# 2 mature male albino rats for good home (springfield, mo)



## JohnnyAshes (Dec 21, 2009)

My girlfriend and I have 2 adult male rats. both albino. we don't have the time for them and are hoping someone in the area is looking for a couple pets. Also if you know of any rat rescues around, that would be helpful too. Thanks!


----------



## rach913 (Jan 11, 2008)

Darn, I'm from WI...We also wouldn't be able to afford the gas to go droving both ways... :-(


----------



## Rattieluv (Feb 1, 2010)

Awe....do you have any pics? What are their personalities?


----------



## Lea (May 15, 2009)

Can you be more specific about how old they are? Are they brothers?


----------



## JohnnyAshes (Dec 21, 2009)

I'll try and find out how old they are. We were given them from one of her friends so I'm not sure how old they are. I want to say about a year? She might know. They are both fairly calm. I am under the impression that they are brothers they love to huddle together and sleep. They love running around the bedroom. They weren't trained before, we had plans to teach them some fun stuff but we don't have the time now that school has started back up.

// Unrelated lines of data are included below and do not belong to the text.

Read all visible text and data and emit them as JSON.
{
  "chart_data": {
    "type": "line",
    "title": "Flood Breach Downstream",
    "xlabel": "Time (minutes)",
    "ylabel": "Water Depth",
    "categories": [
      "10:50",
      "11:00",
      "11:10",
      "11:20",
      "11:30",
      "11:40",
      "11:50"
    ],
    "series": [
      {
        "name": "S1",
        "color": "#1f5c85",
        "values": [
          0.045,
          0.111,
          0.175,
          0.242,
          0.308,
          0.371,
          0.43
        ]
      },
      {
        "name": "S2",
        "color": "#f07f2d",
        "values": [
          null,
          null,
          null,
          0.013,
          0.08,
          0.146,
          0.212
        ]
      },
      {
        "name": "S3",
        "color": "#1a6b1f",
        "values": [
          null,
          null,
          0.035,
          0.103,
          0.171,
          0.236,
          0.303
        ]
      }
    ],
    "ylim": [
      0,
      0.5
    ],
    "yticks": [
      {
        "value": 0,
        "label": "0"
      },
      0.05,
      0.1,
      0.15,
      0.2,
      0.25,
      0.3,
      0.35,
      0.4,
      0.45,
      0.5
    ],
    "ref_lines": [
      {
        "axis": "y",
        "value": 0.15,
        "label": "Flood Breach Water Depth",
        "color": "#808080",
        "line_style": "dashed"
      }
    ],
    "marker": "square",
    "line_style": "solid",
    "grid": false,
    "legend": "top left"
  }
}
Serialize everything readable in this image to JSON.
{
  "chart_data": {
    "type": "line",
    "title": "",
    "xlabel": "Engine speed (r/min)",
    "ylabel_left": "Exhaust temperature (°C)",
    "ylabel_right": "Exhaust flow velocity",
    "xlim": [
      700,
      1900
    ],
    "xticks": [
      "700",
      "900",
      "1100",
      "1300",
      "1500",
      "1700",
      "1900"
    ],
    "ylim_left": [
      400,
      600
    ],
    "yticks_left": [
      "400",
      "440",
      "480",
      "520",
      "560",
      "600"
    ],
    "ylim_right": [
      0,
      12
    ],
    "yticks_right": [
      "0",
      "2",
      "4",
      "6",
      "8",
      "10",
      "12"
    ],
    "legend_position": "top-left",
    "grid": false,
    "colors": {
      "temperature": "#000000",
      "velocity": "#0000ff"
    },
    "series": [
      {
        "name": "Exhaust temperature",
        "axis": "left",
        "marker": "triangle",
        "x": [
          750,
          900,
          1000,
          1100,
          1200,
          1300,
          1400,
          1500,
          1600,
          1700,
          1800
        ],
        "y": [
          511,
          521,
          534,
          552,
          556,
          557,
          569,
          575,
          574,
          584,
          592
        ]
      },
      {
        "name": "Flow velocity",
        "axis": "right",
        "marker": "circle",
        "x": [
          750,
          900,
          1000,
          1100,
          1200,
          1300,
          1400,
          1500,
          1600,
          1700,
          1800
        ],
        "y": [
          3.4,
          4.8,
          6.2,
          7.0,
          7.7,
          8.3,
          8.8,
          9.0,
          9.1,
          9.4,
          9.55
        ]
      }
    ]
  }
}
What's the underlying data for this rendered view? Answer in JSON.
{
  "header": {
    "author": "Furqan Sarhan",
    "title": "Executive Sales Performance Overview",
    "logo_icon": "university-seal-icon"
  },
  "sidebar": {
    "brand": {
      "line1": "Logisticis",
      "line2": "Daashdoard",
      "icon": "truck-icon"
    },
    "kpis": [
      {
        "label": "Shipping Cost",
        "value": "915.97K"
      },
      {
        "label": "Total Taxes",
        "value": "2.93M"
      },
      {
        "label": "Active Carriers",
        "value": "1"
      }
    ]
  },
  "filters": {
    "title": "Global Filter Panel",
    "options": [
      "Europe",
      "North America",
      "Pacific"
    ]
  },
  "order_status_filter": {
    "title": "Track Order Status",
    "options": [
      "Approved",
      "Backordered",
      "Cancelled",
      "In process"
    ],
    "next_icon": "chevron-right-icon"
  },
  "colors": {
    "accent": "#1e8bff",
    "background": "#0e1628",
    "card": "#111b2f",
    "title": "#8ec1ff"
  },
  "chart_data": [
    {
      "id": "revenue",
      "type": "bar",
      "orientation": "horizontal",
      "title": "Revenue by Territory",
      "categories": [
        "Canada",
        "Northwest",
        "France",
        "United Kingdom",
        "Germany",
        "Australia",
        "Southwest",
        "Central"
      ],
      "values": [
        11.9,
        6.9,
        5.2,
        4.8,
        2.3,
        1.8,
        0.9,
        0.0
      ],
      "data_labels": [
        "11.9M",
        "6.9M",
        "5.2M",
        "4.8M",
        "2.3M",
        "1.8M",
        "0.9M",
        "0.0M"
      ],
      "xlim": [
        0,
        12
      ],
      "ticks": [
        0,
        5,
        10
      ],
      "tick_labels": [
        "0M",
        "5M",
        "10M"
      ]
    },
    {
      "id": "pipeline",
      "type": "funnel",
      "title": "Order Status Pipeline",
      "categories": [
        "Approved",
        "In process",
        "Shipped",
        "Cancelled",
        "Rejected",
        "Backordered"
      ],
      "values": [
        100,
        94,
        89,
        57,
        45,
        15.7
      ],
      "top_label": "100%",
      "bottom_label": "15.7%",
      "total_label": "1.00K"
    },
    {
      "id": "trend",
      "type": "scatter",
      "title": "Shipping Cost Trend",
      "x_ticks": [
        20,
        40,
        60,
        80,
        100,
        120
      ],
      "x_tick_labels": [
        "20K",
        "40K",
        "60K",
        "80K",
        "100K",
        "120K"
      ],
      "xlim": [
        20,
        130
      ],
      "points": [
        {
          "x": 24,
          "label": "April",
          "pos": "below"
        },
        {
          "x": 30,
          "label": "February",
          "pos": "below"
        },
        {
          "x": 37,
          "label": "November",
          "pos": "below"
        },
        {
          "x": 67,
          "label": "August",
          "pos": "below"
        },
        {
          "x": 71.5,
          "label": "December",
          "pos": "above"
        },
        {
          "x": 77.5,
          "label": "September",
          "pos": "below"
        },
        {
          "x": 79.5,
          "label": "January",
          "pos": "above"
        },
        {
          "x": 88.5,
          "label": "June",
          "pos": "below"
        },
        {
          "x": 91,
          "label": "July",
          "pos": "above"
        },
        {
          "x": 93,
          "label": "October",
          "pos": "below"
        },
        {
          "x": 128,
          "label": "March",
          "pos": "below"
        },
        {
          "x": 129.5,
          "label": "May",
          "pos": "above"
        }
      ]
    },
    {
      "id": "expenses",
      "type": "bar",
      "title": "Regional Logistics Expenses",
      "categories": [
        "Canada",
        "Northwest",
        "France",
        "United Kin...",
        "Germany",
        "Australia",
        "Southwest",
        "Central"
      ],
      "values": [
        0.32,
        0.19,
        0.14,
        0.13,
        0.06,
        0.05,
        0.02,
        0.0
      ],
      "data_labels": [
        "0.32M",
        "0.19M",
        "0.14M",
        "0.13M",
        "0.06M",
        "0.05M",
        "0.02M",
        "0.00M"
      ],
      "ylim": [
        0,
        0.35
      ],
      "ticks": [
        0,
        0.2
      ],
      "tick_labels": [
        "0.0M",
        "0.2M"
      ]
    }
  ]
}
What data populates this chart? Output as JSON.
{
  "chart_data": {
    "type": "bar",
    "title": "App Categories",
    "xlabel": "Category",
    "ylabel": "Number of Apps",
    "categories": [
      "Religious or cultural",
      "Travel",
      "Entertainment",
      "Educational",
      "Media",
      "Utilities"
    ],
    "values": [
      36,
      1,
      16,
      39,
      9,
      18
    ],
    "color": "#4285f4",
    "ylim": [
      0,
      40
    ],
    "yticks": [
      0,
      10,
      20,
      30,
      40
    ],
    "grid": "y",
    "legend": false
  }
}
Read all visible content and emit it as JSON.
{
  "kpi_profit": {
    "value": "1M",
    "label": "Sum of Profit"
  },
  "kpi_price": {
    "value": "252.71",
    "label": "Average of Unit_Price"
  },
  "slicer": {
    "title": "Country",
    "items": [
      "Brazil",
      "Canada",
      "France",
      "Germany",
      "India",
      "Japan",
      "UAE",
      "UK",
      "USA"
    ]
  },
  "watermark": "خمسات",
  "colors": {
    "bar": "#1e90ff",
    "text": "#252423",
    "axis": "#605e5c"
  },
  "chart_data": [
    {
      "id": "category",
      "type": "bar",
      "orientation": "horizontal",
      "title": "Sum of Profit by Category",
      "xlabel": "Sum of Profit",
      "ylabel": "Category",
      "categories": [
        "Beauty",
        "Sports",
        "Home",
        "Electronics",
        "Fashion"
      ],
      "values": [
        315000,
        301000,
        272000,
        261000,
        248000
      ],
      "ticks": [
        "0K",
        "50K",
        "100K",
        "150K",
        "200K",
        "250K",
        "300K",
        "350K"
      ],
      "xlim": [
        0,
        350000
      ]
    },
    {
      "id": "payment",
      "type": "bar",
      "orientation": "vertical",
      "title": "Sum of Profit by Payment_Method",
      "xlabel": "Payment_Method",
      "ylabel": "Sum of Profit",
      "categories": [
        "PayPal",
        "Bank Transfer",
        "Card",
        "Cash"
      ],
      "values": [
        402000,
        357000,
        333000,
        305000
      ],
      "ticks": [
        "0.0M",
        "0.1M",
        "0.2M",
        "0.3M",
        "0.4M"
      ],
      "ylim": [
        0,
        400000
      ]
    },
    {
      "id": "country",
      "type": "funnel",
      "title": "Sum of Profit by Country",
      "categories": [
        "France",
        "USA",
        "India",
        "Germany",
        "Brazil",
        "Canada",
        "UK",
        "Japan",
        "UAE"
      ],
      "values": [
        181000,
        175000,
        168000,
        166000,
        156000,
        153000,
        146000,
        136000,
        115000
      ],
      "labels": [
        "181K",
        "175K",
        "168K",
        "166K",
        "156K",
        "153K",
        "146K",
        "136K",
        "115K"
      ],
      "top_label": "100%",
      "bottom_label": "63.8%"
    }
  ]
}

They are very lovable and would make a great addition for anyone.


----------



## Rattieluv (Feb 1, 2010)

Are you looking to just re-home the rats...or are you willing to include the cage?


----------



## JohnnyAshes (Dec 21, 2009)

Just re-home. The person who gave them to us wants the cage back.


----------



## Rattieluv (Feb 1, 2010)

Bummer.....lol. Thanks anyway....and good luck finding the boys a home.  I wish I knew of a rescue around or even a breeder who would be willing to take them but I have had no luck finding either.


----------